Some Stanekzai classmates in India said he was mostly dodge from politics.
But they remember that he bent towards a personal conservatism, including avoiding naughty meat.
“He is the most disciplined batch, very focused and organized,” Remember Abdul Razique Samadi, who is Senior Stanekzai at IMA.
“Even if he smokes, he will do it from our attention.” There are few who suggest that Stanekzai will one day be a maid for one of Taliban’s main guerrilla commander, Abdul Rab Rasoul Sayyaf.
His role is as a liaison with Pakistani military intelligence – the relationship that, according to those who know him, has formed his political career.
While Stanekzai was ideologically located with anti-Soviet mujahedeen, as Urbanite he was not socially fit, one friend who knew him well in the 1980s said.
In Quetta, Pakistan, where their group operates, he often goes to restaurants with his wife, the subject of gossip among warriors.
The friend considering Stanekzai burdens up fellow mujahididers for ideas that have been outdated about keeping women hidden at home.
When the Taliban supported by Pakistan took over Kabul, swept the anarchist Civil War who attended the Soviet withdrawal, Stanekzai became the Deputy Minister of Foreign Affairs.
His English skills again made him a focal point for international media and diplomats, a voice for the government that prohibits the public role for women.
He traveled to the US to look for, unsuccessful, diplomatic recognition at that time Bill Clinton Administration.
His name regularly appeared in the Taliban newspaper, Shariat.
In 1998, Shariates recorded changes to Stanekzai’s fate: he was replaced as Deputy Minister of Foreign Affairs, and then stopped appearing in a news report at all for a long stretch.
According to several officials in Kabul at the time, Stanekzai runs Afoul from the Taliban leadership, perhaps for reasons that involve abuse of power and loose attitude towards alcohol.
He was detained under the house, and was said to be a personal focus of anger by the Taliban leader Mullah Mohammad Omar at that time.
What saves Stankekzai, according to his friends, is a sustainable connection with the Pakistani military intelligence agency, which holds power over the Taliban leadership.
A few months later, he reappeared in a maturity capacity, as Deputy Minister of Health.
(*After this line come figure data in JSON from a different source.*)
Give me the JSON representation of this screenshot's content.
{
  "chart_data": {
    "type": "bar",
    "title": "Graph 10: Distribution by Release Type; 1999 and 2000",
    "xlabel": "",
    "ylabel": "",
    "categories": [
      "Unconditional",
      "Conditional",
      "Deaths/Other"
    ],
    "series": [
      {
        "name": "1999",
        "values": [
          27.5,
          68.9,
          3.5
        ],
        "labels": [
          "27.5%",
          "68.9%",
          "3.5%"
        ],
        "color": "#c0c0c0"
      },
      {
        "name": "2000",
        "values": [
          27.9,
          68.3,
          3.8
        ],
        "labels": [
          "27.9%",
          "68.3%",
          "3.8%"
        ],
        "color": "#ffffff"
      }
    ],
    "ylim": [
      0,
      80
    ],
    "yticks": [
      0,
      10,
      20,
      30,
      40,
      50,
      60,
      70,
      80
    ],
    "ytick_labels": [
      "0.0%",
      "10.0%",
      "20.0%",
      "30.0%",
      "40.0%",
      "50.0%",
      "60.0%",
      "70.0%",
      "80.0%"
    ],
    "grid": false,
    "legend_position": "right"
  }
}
Stanekzai, however, denied allegations of violations and said his move from the Ministry of Foreign Affairs for the Ministry of Health was a routine robbery.
Today, it is a face on TV, talking about how the Taliban wants relationships with India as before, with a focus on trade and other economic activities.
In recent television speech, he even talked about the possibility of trade with India through Pakistan, while also calling for air routes to stay open.